By cultural osmosis you know something about Moby Dick, even if you never read the novel (and you probably didn’t). You know he’s a big white sperm whale who ate Captain Ahab’s leg. Very nice. Just like the picture above, which Wikimedia says is an 1892 illustration from an early edition of Melville’s book.
You read the title, you know where I’m going with this. This is all wrong.
I actually read Moby Dick recently. Good novel, would recommend, Melville’s grandiose prose is a relic of another era but certainly fun to immerse yourself in. At the same time he immerses you completely in the world of whaling in such a way that part of you will, like Ishmael, long to go to sea to avoid blowing your brains out.

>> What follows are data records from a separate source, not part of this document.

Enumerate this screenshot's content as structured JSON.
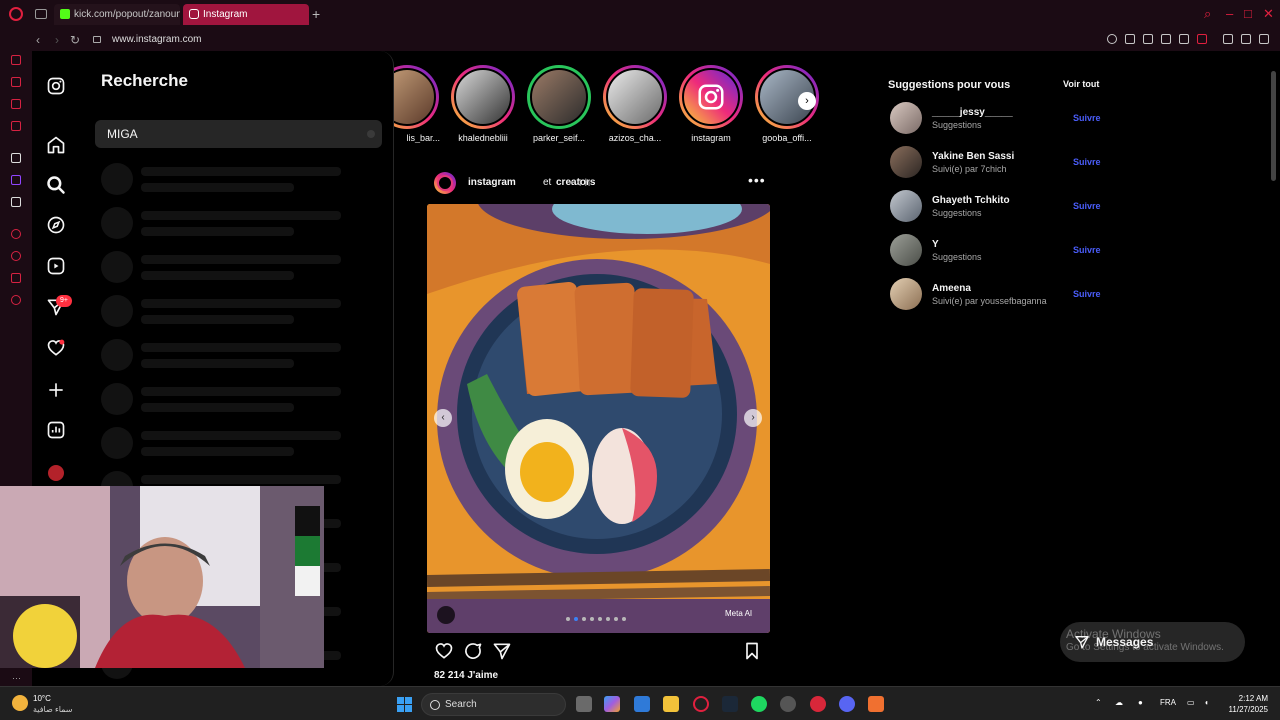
{
  "browser": {
    "tabs": [
      {
        "label": "kick.com/popout/zanoun..."
      },
      {
        "label": "Instagram"
      }
    ],
    "url": "www.instagram.com"
  },
  "instagram": {
    "rail": {
      "notifications_badge": "9+"
    },
    "search_panel": {
      "title": "Recherche",
      "query": "MIGA"
    },
    "stories": [
      {
        "name": "lis_bar..."
      },
      {
        "name": "khalednebliii"
      },
      {
        "name": "parker_seif..."
      },
      {
        "name": "azizos_cha..."
      },
      {
        "name": "instagram"
      },
      {
        "name": "gooba_offi..."
      }
    ],
    "post": {
      "author": "instagram",
      "separator": "et",
      "coauthor": "creators",
      "time": "• 4 h",
      "likes": "82 214 J'aime",
      "meta_label": "Meta AI"
    },
    "suggestions": {
      "title": "Suggestions pour vous",
      "see_all": "Voir tout",
      "follow_label": "Suivre",
      "items": [
        {
          "name": "_____jessy_____",
          "sub": "Suggestions"
        },
        {
          "name": "Yakine Ben Sassi",
          "sub": "Suivi(e) par 7chich"
        },
        {
          "name": "Ghayeth Tchkito",
          "sub": "Suggestions"
        },
        {
          "name": "Y",
          "sub": "Suggestions"
        },
        {
          "name": "Ameena",
          "sub": "Suivi(e) par youssefbaganna"
        }
      ]
    },
    "messages": {
      "label": "Messages"
    }
  },
  "watermark": {
    "line1": "Activate Windows",
    "line2": "Go to Settings to activate Windows."
  },
  "taskbar": {
    "weather_temp": "10°C",
    "weather_desc": "سماء صافية",
    "search_label": "Search",
    "language": "FRA",
    "time": "2:12 AM",
    "date": "11/27/2025"
  },
  "colors": {
    "accent_instagram_link": "#4a5df9",
    "browser_accent": "#e0203f",
    "story_gradient": [
      "#f9ce34",
      "#ee2a7b",
      "#6228d7"
    ]
  }
}
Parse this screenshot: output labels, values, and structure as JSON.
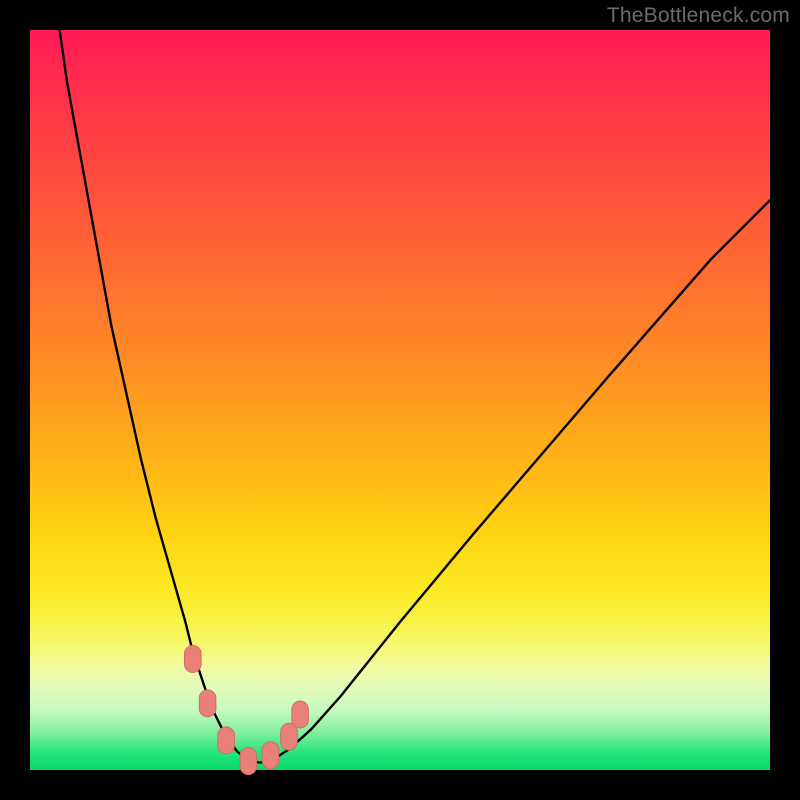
{
  "watermark": "TheBottleneck.com",
  "colors": {
    "curve_stroke": "#000000",
    "marker_fill": "#e98079",
    "marker_stroke": "#d46a63",
    "gradient_top": "#ff1955",
    "gradient_bottom": "#07d96a"
  },
  "chart_data": {
    "type": "line",
    "title": "",
    "xlabel": "",
    "ylabel": "",
    "xlim": [
      0,
      100
    ],
    "ylim": [
      0,
      100
    ],
    "note": "Axes are unlabeled; values are percent of plot width/height estimated from pixels. y=0 is bottom, y=100 is top.",
    "series": [
      {
        "name": "bottleneck-curve",
        "x": [
          4,
          5,
          7,
          9,
          11,
          13,
          15,
          17,
          19,
          21,
          22,
          23,
          24,
          25,
          26,
          27,
          28,
          29,
          30,
          31,
          32,
          33,
          35,
          38,
          42,
          46,
          50,
          55,
          60,
          66,
          72,
          78,
          85,
          92,
          100
        ],
        "y": [
          100,
          93,
          82,
          71,
          60,
          51,
          42,
          34,
          27,
          20,
          16,
          13,
          10,
          7.5,
          5.5,
          3.8,
          2.5,
          1.7,
          1.2,
          1.0,
          1.1,
          1.5,
          2.8,
          5.5,
          10,
          15,
          20,
          26,
          32,
          39,
          46,
          53,
          61,
          69,
          77
        ]
      }
    ],
    "markers": {
      "name": "highlight-markers",
      "points": [
        {
          "x": 22.0,
          "y": 15.0
        },
        {
          "x": 24.0,
          "y": 9.0
        },
        {
          "x": 26.5,
          "y": 4.0
        },
        {
          "x": 29.5,
          "y": 1.2
        },
        {
          "x": 32.5,
          "y": 2.0
        },
        {
          "x": 35.0,
          "y": 4.5
        },
        {
          "x": 36.5,
          "y": 7.5
        }
      ],
      "radius_percent": 1.4
    }
  }
}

There’s really not much character development or anything like that, English teachers will be sad to hear. It’s not a book about humans, it’s a book about whales.
But, upon reading it, it caught me off guard when the text describes Moby Dick: he’s got a white nose and dorsal fin, alright, but he’s not albino:
For, it was not so much his uncommon bulk that so much distinguished him from other sperm whales, but, as was elsewhere thrown out—a peculiar snow-white wrinkled forehead, and a high, pyramidical white hump… The rest of his body was so streaked, and spotted, and marbled with the same shrouded hue, that, in the end, he had gained his distinctive appellation of the White Whale.
“Marbled.” The “White Whale” is white the same way a spotted cow is white—a little more than that, since he’s also covered across his body in white scar tissue from victorious battles against whalers. But he doesn’t look like the picture on the cover (any of the covers).
Nobody reads the book, nobody looks at the source material to know what the whale looks like. The accepted wisdom is sufficient for almost everybody; it’s just wrong.
From Kierkegaard’s The Crowd is Untruth:
There is a view of life which holds that where the crowd is, the truth is also, that it is a need in truth itself, that it must have the crowd on its side. There is another view of life; which holds that wherever the crowd is, there is untruth, so that, for a moment to carry the matter out to its farthest conclusion, even if every individual possessed the truth in private, yet if they came together into a crowd (so that “the crowd” received any decisive, voting, noisy, audible importance), untruth would at once be let in.
On one hand is the voice saying vox populi, vox Dei. This is the sort-of Hegelian voice in Danish intellectual sphere in which Kierkegaard lives, where moral progress is taken as fact such that what is arrived at by the majority must be the latest revelation of the World-Historical Spirit. On the other is Kierkegaard’s existing individual apart from the crowd.
The crowd is not merely wrong about factual matters like Moby Dick’s skin color—as a crowd they are also ipso facto divorced from truth. Truth may exist on its own ontologically, but it is existentially meaningless unless an individual is in the truth, personally related to the truth. And for Kierkegaard this is eternally an individual condition; God, the Way, the Truth, and the Life, relates to humanity not as a mass but singly. When a person ceases for a moment to be an individual and instead becomes merely another member of a group he loses the condition which makes relationship to truth possible. In a crowd “there are only specimens, not individuals.”
In our illustration the only way to have the truth of Moby Dick is to leave the crowd and enter into an individual relationship with the text itself. So it is with existential truth broadly—there is no option besides putting psychological distance between oneself and the world from time to time, to seek out the truth, “if haply [one] might feel after [it], and find [it], though [it] be not far from every one of us.”